A fixture can be a big help when you're machining an oddly shaped part, or a bunch of parts at once. For my MDX-15 vise project, I need to be able to hold a thin aluminum section rigidly while I machine it in order to get the nicest surface finish. To help me achieve that, I designed a set of fixtures.

The first one holds raw stock and ends with the top profile of the vise roughed out. It uses Mightee Bite clamps to hold the stock in place during machining, and has a precise reference hole for locating the work coordinate system.


A matching fixture accepts the half-machined part, holding it on a set of three bosses that mate with the features on the vise. This ensures a tight hold on the part while I machine the bottom flat, which I hope will eliminate the vibrations I had in the prototype part.

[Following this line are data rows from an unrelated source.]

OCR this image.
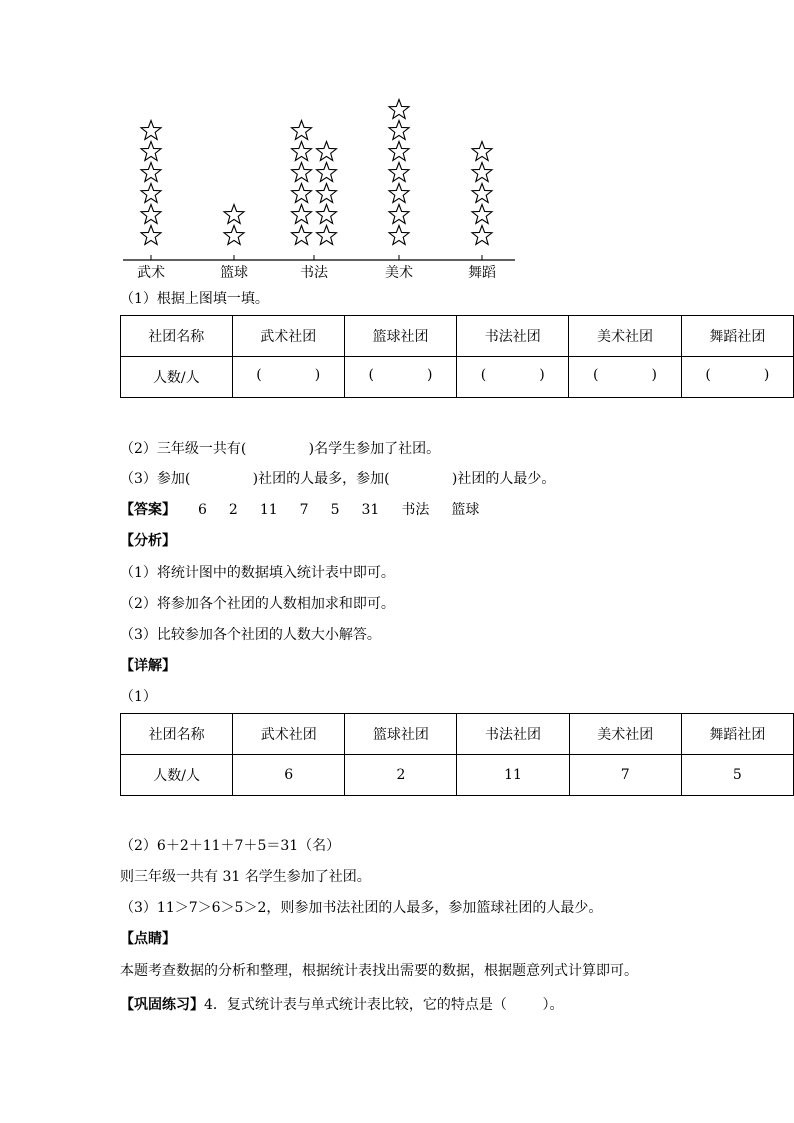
武术	篮球	书法	美术	舞蹈
（1）根据上图填一填。
社团名称	武术社团	篮球社团	书法社团	美术社团	舞蹈社团
人数/人	( )	( )	( )	( )	( )
（2）三年级一共有(              )名学生参加了社团。
（3）参加(              )社团的人最多，参加(              )社团的人最少。
【答案】 6 2 11 7 5 31 书法 篮球
【分析】
（1）将统计图中的数据填入统计表中即可。
（2）将参加各个社团的人数相加求和即可。
（3）比较参加各个社团的人数大小解答。
【详解】
（1）
社团名称	武术社团	篮球社团	书法社团	美术社团	舞蹈社团
人数/人	6	2	11	7	5
（2）6＋2＋11＋7＋5＝31（名）
则三年级一共有 31 名学生参加了社团。
（3）11＞7＞6＞5＞2，则参加书法社团的人最多，参加篮球社团的人最少。
【点睛】
本题考查数据的分析和整理，根据统计表找出需要的数据，根据题意列式计算即可。
【巩固练习】4．复式统计表与单式统计表比较，它的特点是（        ）。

Machining these is taking some time away from modifying the vise itself, but I think it's worthwhile. One of the things I'm learning is how finicky our machine is. Since the axes can't travel very far, if your vise is off by more than an inch or so, you can have a lot of trouble making a large part. I spent a lot of time moving the vise and re-indicating it this week. The results, however, are pretty good.


For these parts, I re-calculated my feeds and speeds based on the previous experience from the vise. This time around, I ran the face mill much slower and at a higher torque load, and while the results sure look good, I'm not sure that they're so much better that I'm willing to take the hit on the cycle time. I still had some areas that had some imperfections when using my 21mm insert mill; these may be addressed by using polished inserts.


So far I've made two fixture blanks, and hopefully I'll have the features on one of them machined this week.